Blog @ Illumina
Real scientists. Real commentary.

Hello, Moleculo

Amy Cullinan, Ph.D.
| Feb 11, 2013
dna strands perspective

Earlier this year, Illumina announced the acquisition of an unusually small and somewhat obscure technology startup with a 1960’s-futuristic kind of name. Google searches not only produced a few chuckles at talk show host Conan O’Brien’s 2001 skit, but also generated excitement about long synthetic reads overcoming certain technical hurdles in next-generation sequencing, such as repetitive elements and resolution of highly polyploid genomes.

Founded in 2012, Moleculo is a spin‐off from Dr. Steve Quake’s lab at Stanford University. At the technology’s core is an innovative sample preparation method that breaks input DNA into large fragments, moves these fragments through the clonal amplification step, and then shears and tags them with a special barcode before sequencing by synthesis on Illumina instruments. Using more than a few proprietary informatics tricks, the tagged, short reads are then re-assembled into long, highly accurate "synthetic reads.” In essence, Moleculo methods transform short‐read data into long reads with an unprecedented combination of read length, accuracy, and throughput that can be obtained when coupled with existing Illumina sequencers.


The Long and Short of It

Generating long sequencing reads by next-generation sequencing isn’t particularly new, but has previously been achieved by sacrificing accuracy and coverage depth. The prospect of translating the high coverage and accuracy of Illumina’s short-read technology into virtual long reads opens up some interesting research doors.
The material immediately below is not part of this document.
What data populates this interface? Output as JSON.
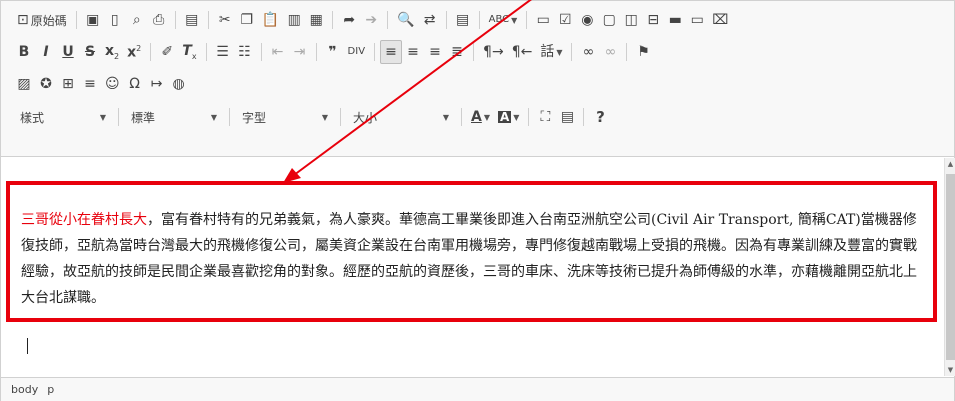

One well-known long-read application is de novo sequencing—the construction of a genome for which no reference sequence (or an incomplete reference) exists. Highly repetitive regions pose a major problem for the assembly of complex genomes. In most cases, a read that is ~200 bp (base pairs) long is not unique enough to map to a specific area and cannot assemble into a distinct, mappable fragment. Long reads typically 2-5 kb (kilobases) in length, are needed to span these repeat regions. Since current NGS platforms produce either small numbers of long reads or large numbers of shorter, paired‐end reads, de novo projects often use multiple technologies and align shorter reads to long-read scaffolds. As reported at the Plant and Animal Genomes conference in January, using Moleculo methods in combination with HiSeq systems effectively demonstrated the utility of long, accurate DNA reads in bridging repetitive regions of the blue catfish genome.


The Next Phase

In genome-speak, “phasing” refers to the unique content of the two chromosomes inherited from each parent, and most common sequencing methods do not capture or preserve this information. However, recent findings suggest that relationships between genotype and phenotype can be better understood within the context of phase. Moleculo’s long-read technology can span more than one heterozygous SNP, enabling a phasing algorithm to “stitch” multiple long reads into a single haplotype. Examining the variants uniquely positioned on each homologous genomic region may contribute greater understanding of gene function in deregulation or disease states.

In addition, genetic disorders are caused by disruptions to either the “cis” position (when two alleles are located near each other on the same chromosome) or “trans” position (when they are located on different homologous chromosomes). Using long synthetic reads, Moleculo’s algorithm can accurately phase the vast majority of human genes end‐to‐end.


Complexity, Clarified

Humans are diploid (2n) creatures who like to think they possess complex genomes, but in reality, staple crops like oats and sugar cane elevate genome complexity to a whole new level through polyploidy. Polyploidy is a numerical change in the number of chromosome sets, and these extra chromosomes are likely derived from ancient duplication events. Variable polyploidy can also occur under certain conditions when DNA replication outpaces cell division, as in the exponential growth phase of bacteria. Since Moleculo is a single-molecule technology with every long read originating from a single haplotype, introducing these synthetic long-read methods may be very useful in routine sequencing of complex polyploid and highly heterozygous samples.


Stay Tuned

Some early‐access collaborators are already using this technology for de novo assembly of non-model organisms, metagenomics sequencing projects, detailed analysis of unstable cancer genomes, and distinction between functional genes and closely related pseudogenes. The best is yet to come, so stick around for updates on this exciting complementary technology.